Antimicrobial properties of cow’s and goat’s milk are being studied in Latvia and Norway
Nowadays, an increasing part of society is monitoring the quality of daily food products and their composition, including dairy products. Not once have spears been broken over the fact that goat’s milk is called a healthier, safer and more valuable food product than cow’s milk. In order to carry out an in-depth analysis and learn new milk research methods, researchers from the Latvian University of Life Sciences and Technologies (LBTU) in cooperation with the Norwegian University of Life Sciences are implementing a project that aims to evaluate the antimicrobial properties of cow and goat milk components.
As Kristīne Majore, a researcher at the Faculty of Food Technology, explains: "The Norwegian University of Life Sciences is implementing several projects aimed at conducting research into the properties of milk components, including the study of milk proteins. Our partner has specific and modern laboratory equipment that is useful for the implementation of this project, to obtain scientifically sound results."
Our university scientists, on the other hand, are working on research on the composition of goat milk and its properties, including polymorphism of casein genes, as well as research on milk coagulation and its regularities (composition, breed, feed, etc.). Also, LBTU implements projects that use a model environment of the digestive system, thanks to which the obtained results are valuable information that allows a better understanding of the bioavailability of nutrients.
In order to implement the initiated research, scientists will learn the latest methods for determining antimicrobial compounds, evaluate the influence of seasonal, climatic and other factors on the antimicrobial properties of cow and goat milk, as well as monitor indicators in both countries on an annual basis. The project will obtain results on the influence of digestive enzymes on the antimicrobial compounds of milk and their fermentation.
Mobility of doctoral students, young scientists and teaching staff is planned in the project, which provides an opportunity to acquire new knowledge, understanding of the application of analytical methods in the determination of antimicrobial compounds and their properties. The first mobility was carried out in September of this year, when docent K. Majore went to the Norwegian University of Life Sciences to learn new research skills and obtain the first research results. The researcher tells about the experience: “The antimicrobial properties of milk were analyzed using microbiological methods. During the study, the reproduction of E. coli and Staphylococcus aureus in culture media in the presence of milk bactericidal substances and antibodies was tested.” She adds that the first results have already been obtained, which indicate a greater antimicrobial activity of the components of Latvian goat’s milk.

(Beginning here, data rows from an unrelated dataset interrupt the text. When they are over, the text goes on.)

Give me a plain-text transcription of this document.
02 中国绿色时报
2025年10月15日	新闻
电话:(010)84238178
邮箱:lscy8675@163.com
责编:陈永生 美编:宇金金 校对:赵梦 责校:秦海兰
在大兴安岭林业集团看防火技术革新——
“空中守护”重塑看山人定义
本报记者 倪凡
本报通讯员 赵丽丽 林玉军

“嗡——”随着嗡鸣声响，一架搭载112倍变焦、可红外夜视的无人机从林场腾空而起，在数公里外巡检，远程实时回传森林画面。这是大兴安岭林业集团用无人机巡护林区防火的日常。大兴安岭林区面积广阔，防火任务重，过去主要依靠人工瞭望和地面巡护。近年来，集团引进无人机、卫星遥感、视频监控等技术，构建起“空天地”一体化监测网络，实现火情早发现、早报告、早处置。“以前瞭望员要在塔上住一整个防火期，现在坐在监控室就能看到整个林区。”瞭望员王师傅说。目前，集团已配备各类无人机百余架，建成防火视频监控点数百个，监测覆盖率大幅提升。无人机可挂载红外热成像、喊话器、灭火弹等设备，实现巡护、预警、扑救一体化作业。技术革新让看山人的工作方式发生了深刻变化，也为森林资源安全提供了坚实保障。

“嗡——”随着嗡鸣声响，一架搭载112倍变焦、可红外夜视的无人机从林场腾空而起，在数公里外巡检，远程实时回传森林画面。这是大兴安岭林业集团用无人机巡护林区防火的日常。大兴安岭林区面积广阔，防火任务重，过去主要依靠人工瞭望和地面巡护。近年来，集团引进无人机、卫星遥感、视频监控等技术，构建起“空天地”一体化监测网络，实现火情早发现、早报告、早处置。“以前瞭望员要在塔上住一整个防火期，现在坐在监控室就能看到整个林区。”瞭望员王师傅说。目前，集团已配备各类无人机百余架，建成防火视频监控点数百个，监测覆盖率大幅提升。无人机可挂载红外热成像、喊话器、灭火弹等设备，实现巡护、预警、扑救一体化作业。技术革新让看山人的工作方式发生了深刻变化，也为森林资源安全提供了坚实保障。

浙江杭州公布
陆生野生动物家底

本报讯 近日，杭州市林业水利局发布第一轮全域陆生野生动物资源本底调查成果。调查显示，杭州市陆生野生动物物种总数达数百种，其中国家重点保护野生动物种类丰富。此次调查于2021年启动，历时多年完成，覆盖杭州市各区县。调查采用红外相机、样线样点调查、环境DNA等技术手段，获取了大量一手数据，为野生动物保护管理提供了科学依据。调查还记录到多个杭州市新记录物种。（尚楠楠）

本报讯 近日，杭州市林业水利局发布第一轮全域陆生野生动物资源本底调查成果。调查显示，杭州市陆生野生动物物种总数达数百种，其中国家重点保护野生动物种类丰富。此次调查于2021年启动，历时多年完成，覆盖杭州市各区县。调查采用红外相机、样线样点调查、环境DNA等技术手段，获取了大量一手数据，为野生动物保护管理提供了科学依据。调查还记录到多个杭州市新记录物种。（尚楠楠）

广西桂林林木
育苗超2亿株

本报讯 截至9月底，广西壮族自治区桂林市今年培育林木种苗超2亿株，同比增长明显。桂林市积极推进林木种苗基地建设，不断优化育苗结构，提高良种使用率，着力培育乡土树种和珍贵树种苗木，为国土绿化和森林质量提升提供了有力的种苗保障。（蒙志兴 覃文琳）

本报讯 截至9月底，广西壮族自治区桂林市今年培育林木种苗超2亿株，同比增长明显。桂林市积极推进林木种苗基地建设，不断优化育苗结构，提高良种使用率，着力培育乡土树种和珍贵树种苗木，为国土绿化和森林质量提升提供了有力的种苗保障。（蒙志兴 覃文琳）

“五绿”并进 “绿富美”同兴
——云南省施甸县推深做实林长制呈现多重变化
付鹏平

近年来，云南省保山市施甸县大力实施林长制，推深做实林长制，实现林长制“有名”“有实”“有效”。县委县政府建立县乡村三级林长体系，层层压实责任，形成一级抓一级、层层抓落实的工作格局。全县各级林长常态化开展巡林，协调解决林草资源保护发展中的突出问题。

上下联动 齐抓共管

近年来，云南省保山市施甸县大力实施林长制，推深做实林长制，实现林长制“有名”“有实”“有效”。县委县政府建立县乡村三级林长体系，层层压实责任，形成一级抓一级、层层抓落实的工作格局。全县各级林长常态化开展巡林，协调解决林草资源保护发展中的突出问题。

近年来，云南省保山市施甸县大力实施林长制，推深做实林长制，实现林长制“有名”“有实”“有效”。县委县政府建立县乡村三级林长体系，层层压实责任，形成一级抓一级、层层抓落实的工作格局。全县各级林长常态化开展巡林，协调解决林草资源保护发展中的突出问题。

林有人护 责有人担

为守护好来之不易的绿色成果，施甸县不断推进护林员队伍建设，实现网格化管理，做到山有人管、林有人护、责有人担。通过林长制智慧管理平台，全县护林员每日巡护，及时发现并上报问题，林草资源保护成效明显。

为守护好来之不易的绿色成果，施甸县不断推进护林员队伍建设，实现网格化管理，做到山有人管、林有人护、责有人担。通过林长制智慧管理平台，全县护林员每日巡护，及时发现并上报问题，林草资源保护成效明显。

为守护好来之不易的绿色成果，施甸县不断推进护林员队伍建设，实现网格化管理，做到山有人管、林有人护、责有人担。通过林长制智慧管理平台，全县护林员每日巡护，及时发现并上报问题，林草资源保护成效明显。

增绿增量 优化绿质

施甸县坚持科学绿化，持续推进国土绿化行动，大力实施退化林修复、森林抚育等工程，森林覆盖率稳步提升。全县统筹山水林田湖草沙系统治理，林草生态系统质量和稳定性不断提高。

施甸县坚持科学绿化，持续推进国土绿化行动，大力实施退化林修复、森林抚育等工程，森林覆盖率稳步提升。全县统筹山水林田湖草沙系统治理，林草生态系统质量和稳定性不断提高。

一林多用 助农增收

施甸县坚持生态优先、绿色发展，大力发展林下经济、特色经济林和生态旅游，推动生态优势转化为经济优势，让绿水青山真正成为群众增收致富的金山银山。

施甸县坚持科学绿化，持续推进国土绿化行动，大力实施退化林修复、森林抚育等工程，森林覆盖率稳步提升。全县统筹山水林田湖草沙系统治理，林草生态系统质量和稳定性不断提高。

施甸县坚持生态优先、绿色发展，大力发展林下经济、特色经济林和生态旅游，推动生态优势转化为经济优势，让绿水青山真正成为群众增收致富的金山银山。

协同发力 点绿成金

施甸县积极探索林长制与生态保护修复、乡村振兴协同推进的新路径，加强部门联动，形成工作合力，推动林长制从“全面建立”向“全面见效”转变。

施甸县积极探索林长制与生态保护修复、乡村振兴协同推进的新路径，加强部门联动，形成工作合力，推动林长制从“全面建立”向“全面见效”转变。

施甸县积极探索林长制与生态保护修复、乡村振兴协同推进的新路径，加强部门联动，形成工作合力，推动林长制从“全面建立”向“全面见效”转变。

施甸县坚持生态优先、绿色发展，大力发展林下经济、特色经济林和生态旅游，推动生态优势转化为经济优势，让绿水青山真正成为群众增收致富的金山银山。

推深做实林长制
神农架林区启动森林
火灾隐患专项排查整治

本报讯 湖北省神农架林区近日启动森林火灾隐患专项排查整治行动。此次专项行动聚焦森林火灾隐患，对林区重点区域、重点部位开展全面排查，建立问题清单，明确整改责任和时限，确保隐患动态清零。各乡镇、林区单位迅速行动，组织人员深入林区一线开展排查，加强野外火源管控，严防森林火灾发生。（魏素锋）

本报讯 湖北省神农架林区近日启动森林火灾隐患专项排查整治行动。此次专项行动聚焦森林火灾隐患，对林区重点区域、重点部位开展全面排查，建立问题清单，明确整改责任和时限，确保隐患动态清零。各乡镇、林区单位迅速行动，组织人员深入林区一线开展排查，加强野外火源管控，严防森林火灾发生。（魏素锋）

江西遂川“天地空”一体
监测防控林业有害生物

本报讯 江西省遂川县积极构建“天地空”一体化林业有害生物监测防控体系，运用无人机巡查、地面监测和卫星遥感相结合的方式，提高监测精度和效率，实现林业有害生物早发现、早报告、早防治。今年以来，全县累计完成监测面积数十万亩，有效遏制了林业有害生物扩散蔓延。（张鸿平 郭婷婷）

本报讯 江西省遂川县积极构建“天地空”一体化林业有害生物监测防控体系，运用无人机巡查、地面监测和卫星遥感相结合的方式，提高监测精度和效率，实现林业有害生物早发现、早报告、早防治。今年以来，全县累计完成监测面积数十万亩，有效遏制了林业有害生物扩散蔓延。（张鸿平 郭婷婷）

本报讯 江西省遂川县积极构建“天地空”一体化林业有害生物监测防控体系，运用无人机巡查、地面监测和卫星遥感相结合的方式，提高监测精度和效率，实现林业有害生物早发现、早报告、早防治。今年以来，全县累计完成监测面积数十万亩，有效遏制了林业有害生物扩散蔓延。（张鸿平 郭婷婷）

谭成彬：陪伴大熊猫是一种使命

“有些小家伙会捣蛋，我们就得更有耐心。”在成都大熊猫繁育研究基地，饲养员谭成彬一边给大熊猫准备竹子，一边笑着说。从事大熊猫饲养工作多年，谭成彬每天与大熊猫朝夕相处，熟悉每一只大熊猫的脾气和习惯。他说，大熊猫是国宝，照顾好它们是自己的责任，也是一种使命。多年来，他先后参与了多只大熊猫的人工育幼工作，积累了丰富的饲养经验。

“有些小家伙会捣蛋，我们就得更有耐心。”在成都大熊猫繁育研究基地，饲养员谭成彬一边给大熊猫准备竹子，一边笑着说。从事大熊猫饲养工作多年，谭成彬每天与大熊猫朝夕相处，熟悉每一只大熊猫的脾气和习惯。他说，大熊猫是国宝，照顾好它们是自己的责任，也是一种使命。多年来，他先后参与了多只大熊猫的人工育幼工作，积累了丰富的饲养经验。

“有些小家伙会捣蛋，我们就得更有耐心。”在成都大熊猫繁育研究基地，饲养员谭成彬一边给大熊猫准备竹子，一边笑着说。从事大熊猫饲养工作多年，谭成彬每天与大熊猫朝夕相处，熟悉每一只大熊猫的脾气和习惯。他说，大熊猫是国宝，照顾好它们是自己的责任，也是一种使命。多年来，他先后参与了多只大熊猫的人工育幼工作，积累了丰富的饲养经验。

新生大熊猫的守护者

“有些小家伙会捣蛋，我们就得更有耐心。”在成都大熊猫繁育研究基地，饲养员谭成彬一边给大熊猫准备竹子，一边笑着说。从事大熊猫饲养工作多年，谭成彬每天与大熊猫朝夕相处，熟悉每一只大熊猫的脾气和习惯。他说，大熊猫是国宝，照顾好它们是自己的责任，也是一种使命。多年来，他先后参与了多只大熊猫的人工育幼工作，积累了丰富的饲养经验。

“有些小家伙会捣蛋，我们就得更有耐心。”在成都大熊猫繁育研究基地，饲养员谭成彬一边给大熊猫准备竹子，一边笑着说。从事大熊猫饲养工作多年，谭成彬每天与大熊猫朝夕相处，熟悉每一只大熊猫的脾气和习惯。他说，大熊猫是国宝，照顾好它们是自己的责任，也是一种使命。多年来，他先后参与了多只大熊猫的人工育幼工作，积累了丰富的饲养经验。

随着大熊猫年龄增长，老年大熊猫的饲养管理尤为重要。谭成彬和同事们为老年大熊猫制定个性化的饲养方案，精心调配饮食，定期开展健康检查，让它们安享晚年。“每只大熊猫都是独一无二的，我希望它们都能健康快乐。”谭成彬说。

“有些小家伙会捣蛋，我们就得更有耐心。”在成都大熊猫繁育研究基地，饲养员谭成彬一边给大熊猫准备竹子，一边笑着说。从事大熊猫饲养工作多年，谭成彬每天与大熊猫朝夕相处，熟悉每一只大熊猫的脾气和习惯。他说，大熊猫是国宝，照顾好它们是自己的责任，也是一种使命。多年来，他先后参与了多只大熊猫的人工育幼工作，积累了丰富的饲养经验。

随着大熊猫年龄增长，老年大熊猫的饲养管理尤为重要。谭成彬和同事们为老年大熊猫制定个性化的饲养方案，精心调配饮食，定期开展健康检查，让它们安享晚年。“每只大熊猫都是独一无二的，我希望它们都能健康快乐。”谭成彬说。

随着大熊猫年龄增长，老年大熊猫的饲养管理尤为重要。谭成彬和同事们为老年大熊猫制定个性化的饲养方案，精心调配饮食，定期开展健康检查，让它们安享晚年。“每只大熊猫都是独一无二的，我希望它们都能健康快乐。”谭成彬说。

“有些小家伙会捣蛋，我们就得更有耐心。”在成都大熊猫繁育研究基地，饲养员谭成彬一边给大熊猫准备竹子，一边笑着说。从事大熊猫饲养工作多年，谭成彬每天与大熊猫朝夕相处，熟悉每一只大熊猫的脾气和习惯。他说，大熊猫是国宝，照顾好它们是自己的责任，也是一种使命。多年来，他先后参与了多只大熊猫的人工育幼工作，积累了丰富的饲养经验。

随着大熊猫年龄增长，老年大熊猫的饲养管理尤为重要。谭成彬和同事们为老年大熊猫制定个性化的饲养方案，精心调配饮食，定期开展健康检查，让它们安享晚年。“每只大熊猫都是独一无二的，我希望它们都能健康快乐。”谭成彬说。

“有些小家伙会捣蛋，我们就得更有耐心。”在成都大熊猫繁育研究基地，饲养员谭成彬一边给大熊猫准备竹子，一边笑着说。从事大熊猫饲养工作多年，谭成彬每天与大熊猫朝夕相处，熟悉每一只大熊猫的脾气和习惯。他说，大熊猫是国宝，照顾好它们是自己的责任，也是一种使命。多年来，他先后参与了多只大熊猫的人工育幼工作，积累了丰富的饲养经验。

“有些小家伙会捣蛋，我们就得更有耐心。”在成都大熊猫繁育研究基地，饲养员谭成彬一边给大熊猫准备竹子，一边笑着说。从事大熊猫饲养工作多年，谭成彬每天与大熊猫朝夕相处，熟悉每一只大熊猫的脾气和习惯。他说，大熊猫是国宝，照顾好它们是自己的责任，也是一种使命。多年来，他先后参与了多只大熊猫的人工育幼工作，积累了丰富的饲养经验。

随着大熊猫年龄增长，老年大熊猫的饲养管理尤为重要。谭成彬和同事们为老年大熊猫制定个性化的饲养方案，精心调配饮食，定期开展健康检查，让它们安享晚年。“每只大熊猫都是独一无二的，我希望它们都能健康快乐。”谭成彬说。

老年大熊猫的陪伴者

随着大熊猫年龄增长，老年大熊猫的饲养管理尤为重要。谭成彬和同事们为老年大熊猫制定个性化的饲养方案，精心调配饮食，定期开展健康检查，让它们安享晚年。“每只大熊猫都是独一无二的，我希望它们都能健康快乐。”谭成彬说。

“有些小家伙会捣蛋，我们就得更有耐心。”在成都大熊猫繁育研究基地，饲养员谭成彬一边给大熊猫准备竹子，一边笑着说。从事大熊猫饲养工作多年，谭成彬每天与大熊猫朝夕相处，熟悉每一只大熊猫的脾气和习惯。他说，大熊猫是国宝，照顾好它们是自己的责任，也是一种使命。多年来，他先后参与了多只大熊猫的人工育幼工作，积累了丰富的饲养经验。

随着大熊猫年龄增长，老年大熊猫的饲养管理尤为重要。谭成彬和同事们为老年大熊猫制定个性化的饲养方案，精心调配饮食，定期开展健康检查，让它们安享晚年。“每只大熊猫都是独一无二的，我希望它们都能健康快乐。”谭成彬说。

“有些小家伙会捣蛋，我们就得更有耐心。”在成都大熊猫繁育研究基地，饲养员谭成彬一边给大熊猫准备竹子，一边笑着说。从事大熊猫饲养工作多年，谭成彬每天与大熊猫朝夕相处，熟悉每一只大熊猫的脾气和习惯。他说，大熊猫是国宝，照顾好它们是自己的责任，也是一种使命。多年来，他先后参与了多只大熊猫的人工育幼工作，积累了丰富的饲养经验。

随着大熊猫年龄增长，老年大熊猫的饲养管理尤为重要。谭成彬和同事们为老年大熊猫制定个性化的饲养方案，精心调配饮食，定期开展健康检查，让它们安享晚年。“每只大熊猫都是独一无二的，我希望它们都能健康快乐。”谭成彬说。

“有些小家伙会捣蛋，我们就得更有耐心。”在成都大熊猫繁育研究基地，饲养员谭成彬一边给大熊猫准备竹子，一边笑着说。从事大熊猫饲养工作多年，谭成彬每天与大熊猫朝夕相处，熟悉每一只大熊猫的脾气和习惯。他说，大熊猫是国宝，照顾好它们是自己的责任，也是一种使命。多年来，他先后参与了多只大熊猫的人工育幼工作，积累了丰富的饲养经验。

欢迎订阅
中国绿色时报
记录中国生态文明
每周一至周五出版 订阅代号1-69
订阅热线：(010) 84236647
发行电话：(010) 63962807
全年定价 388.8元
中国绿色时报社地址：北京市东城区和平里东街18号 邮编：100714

Along with that, K. Majore has learned the analysis of milk microbiome using 16S rDNA sequencing. "The results are currently being compiled to explain the diversity of microorganisms in the samples. This will provide important information for the course of further research," said the researcher.
Cooperation with Norwegian scientists will not only develop strategic thinking to implement innovations, but also promote future cooperation between students and researchers, stimulating new ideas in the field of study and research.
In the European Economic Area and Norway Grants (EEA/NO) programme “Research and Education” project “Investigation of antimicrobial properties of Latvian and Norway cow and goat milk”, a study of the antimicrobial properties of milk is carried out. The total cost of the project is 19,725 euros. Projects implementation started on September 1, 2021 and will end on September 1, 2023.